Willy Street businesses hope for peaceful reaction to DA’s decision

City seeks to declare landlord of ‘substandard’ properties as ‘nuisance’
House on Williamson Street where Tony Robinson was killed

Businesses along Williamson Street are looking at the history of peaceful demonstrations in gauging how the community will react to District Attorney Ismael Ozanne’s decision to not criminally charge Officer Matt Kenny, who shot and killed Tony Robinson March 6.

“I think just try to be as peaceful as possible,” said Patsy Aleman, who lives and works on Willy Street. “If we see something’s going on just try to keep calm.”

Leading up to Ozanne’s decision, Aleman’s boss is keeping the El Sabor de Puebla Mexican Restaurant, which sits just two doors down from the home where Robinson was killed, open Tuesday. They’ll be waiting to see how people react.

“I don’t blame them for the anger. I know how emotional and sad of losing someone,” Aleman said. “Just as best as possible as we can, I know it’s a very hard issue, but just try to keep calm.”

Across the street, Spirit Gas Station attendant Vijay Atalia, who was there the night of the shooting, does not worry about Tuesday because protesting has always been peaceful.

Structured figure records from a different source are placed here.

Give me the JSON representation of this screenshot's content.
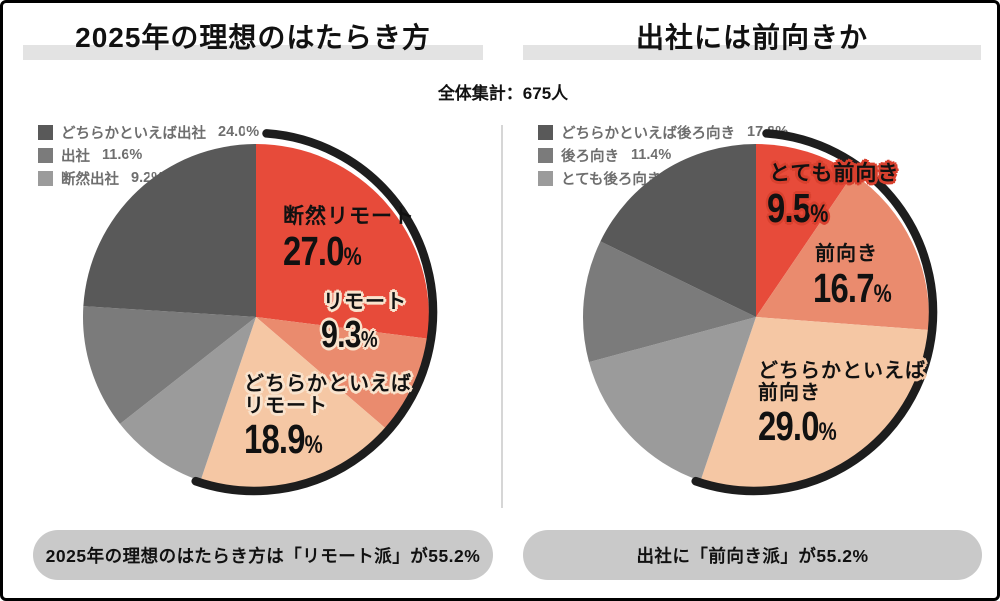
{
  "header": {
    "left_title": "2025年の理想のはたらき方",
    "right_title": "出社には前向きか",
    "total_label": "全体集計：675人"
  },
  "ui": {
    "percent_sign": "%",
    "highlight_bar_color": "#e3e3e3",
    "pill_color": "#c9c9c9",
    "arc_color": "#1d1d1d",
    "accent_red": "#e74b3a"
  },
  "chart_data": [
    {
      "type": "pie",
      "title": "2025年の理想のはたらき方",
      "start_angle_deg": 0,
      "direction": "clockwise",
      "slices": [
        {
          "label": "断然リモート",
          "value": "27.0",
          "color": "#e74b3a",
          "label_lines": [
            "断然リモート"
          ]
        },
        {
          "label": "リモート",
          "value": "9.3",
          "color": "#ea8b6e",
          "label_lines": [
            "リモート"
          ]
        },
        {
          "label": "どちらかといえばリモート",
          "value": "18.9",
          "color": "#f5c7a4",
          "label_lines": [
            "どちらかといえば",
            "リモート"
          ]
        },
        {
          "label": "断然出社",
          "value": "9.2",
          "color": "#9b9b9b",
          "label_lines": [
            "断然出社"
          ]
        },
        {
          "label": "出社",
          "value": "11.6",
          "color": "#7b7b7b",
          "label_lines": [
            "出社"
          ]
        },
        {
          "label": "どちらかといえば出社",
          "value": "24.0",
          "color": "#595959",
          "label_lines": [
            "どちらかといえば出社"
          ]
        }
      ],
      "legend_note": "legend shows office-leaning slices",
      "summary": "2025年の理想のはたらき方は「リモート派」が55.2%"
    },
    {
      "type": "pie",
      "title": "出社には前向きか",
      "start_angle_deg": 0,
      "direction": "clockwise",
      "slices": [
        {
          "label": "とても前向き",
          "value": "9.5",
          "color": "#e74b3a",
          "label_lines": [
            "とても前向き"
          ]
        },
        {
          "label": "前向き",
          "value": "16.7",
          "color": "#ea8b6e",
          "label_lines": [
            "前向き"
          ]
        },
        {
          "label": "どちらかといえば前向き",
          "value": "29.0",
          "color": "#f5c7a4",
          "label_lines": [
            "どちらかといえば",
            "前向き"
          ]
        },
        {
          "label": "とても後ろ向き",
          "value": "15.6",
          "color": "#9b9b9b",
          "label_lines": [
            "とても後ろ向き"
          ]
        },
        {
          "label": "後ろ向き",
          "value": "11.4",
          "color": "#7b7b7b",
          "label_lines": [
            "後ろ向き"
          ]
        },
        {
          "label": "どちらかといえば後ろ向き",
          "value": "17.8",
          "color": "#595959",
          "label_lines": [
            "どちらかといえば後ろ向き"
          ]
        }
      ],
      "legend_note": "legend shows negative-leaning slices",
      "summary": "出社に「前向き派」が55.2%"
    }
  ]
}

“No. We don’t have any problem in the store actually,” Atalia said.

Peace was the universal theme from city leaders.

“I hope no one wants to do something different with our city,” Supervisor Shelia Stubbs said. “Because it is a beautiful city. Let’s be peaceful. Let’s respect the Robinson family.”

Robinson’s family has planned a 4 p.m. news conference at the Social Justice Center, which is just down the street from the home where he died. The news conference will be after a meeting with Ozanne after he releases his decision.

After their news conference, Robinson’s family plans to march with supporters to the Capitol.

Willy Street Coop Communications Director Brendon Smith said because of traffic problems anticipated from a planned Wednesday march, the Willy Street location will be closed that day.